Dans quels domaines la technologie transforme-t-elle le plus la banque ?
Dans la relation client ! C’est là que l’impact est le plus visible, le plus immédiat. La technologie redéfinit entièrement le parcours et l’expérience client. Ce que nous cherchons à offrir, c’est une interaction fluide, intuitive, où le client reste maître du tempo. Il doit pouvoir choisir quand et comment il échange avec sa banque — en ligne, en personne, par téléphone — selon ses besoins du moment. Pour moi, le Graal est là. Offrir cette liberté, c’est ce qui redéfinit vraiment la banque privée aujourd’hui. Nous investissons donc massivement dans notre CRM, car c’est aujourd’hui le cœur du réacteur !
Quels sont aujourd’hui les grands enjeux autour de la gestion des données, en lien justement avec l’expérience client ?

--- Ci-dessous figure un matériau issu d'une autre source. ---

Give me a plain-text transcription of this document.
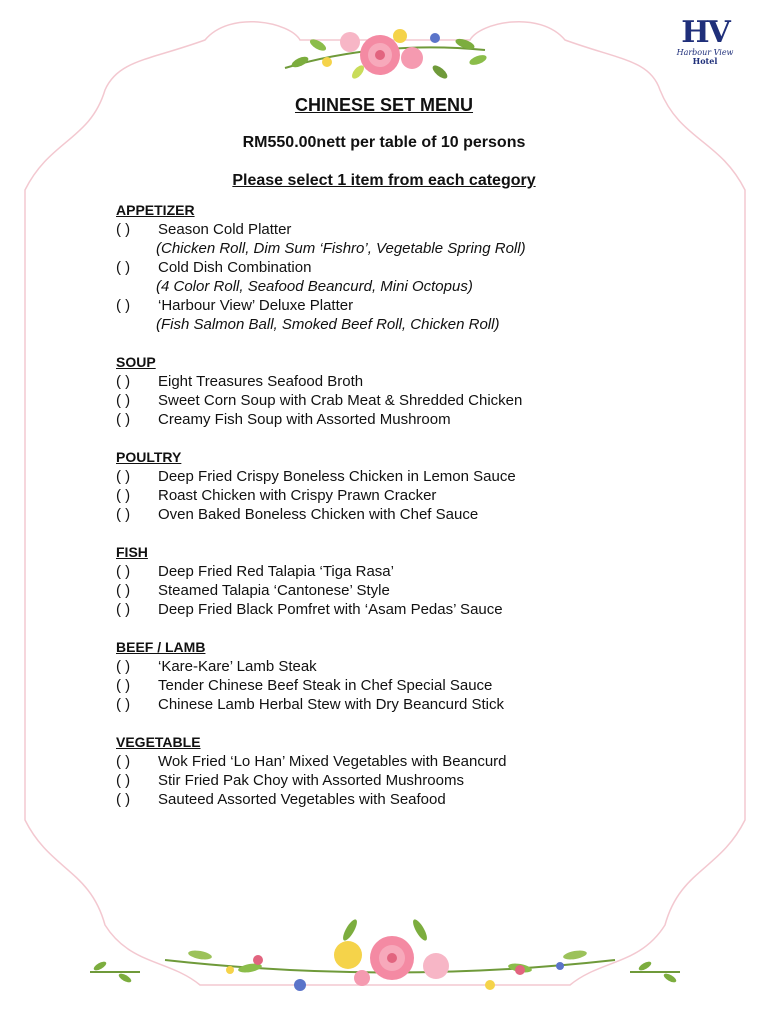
HV
Harbour View
Hotel
CHINESE SET MENU
RM550.00nett per table of 10 persons
Please select 1 item from each category
APPETIZER
( ) Season Cold Platter
(Chicken Roll, Dim Sum ‘Fishro’, Vegetable Spring Roll)
( ) Cold Dish Combination
(4 Color Roll, Seafood Beancurd, Mini Octopus)
( ) ‘Harbour View’ Deluxe Platter
(Fish Salmon Ball, Smoked Beef Roll, Chicken Roll)
SOUP
( ) Eight Treasures Seafood Broth
( ) Sweet Corn Soup with Crab Meat & Shredded Chicken
( ) Creamy Fish Soup with Assorted Mushroom
POULTRY
( ) Deep Fried Crispy Boneless Chicken in Lemon Sauce
( ) Roast Chicken with Crispy Prawn Cracker
( ) Oven Baked Boneless Chicken with Chef Sauce
FISH
( ) Deep Fried Red Talapia ‘Tiga Rasa’
( ) Steamed Talapia ‘Cantonese’ Style
( ) Deep Fried Black Pomfret with ‘Asam Pedas’ Sauce
BEEF / LAMB
( ) ‘Kare-Kare’ Lamb Steak
( ) Tender Chinese Beef Steak in Chef Special Sauce
( ) Chinese Lamb Herbal Stew with Dry Beancurd Stick
VEGETABLE
( ) Wok Fried ‘Lo Han’ Mixed Vegetables with Beancurd
( ) Stir Fried Pak Choy with Assorted Mushrooms
( ) Sauteed Assorted Vegetables with Seafood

Il y a d’une part l’usage des données, et d’autre part leur sécurité. Pendant longtemps, les banques ont fonctionné en circuit fermé — presque en bunker. La donnée était stockée, mais rarement exploitée. Depuis peu, nous sortons de ce modèle fermé, pour aller vers des architectures ouvertes, plus agiles, mais aussi plus exigeantes. Les banques détiennent aujourd’hui des mines de données clients, souvent non structurées, donc difficilement exploitables. Mais avec l’arrivée de l’intelligence artificielle, on a enfin les moyens d’extraire de la valeur de ces données, même non structurées. Et là, les cas d’usage se multiplient, qu’il s’agisse de productivité, d’automatisation, d’analyse prédictive, d’innovation dans les services.
Évidemment, cela doit aller de pair avec un niveau de sécurité irréprochable. Le passage au cloud, par exemple, a longtemps été tabou dans les banques. Aujourd’hui, il est incontournable — mais il doit être maîtrisé. Nous avançons donc sur deux fronts : exploiter mieux nos données, et le faire sans jamais compromettre leur intégrité.
Kim-Andrée Potvin
Banque Bonhôte
Depuis janvier, Kim-Andrée Potvin occupe les fonctions de Chief Executive Officer pour la banque Bonhôte, après y avoir officié comme COO pendant un an. Elle était responsable auparavant des opérations de Bamboo Capital Partners, la boutique genevoise active dans l’impact investing. Kim-Andrée a travaillé pour la banque Landolt dans un même rôle de COO et pour le groupe BNP Paribas où elle a occupé différents postes de direction. En 2014, elle avait été nommée COO de BNP Paribas en Suisse pour y piloter l’évolution des plateformes financières, opérationnelles et informatiques. Kim-Andrée est diplômée de l’Université McGill, où elle a obtenu un bachelor en finance et commerce international.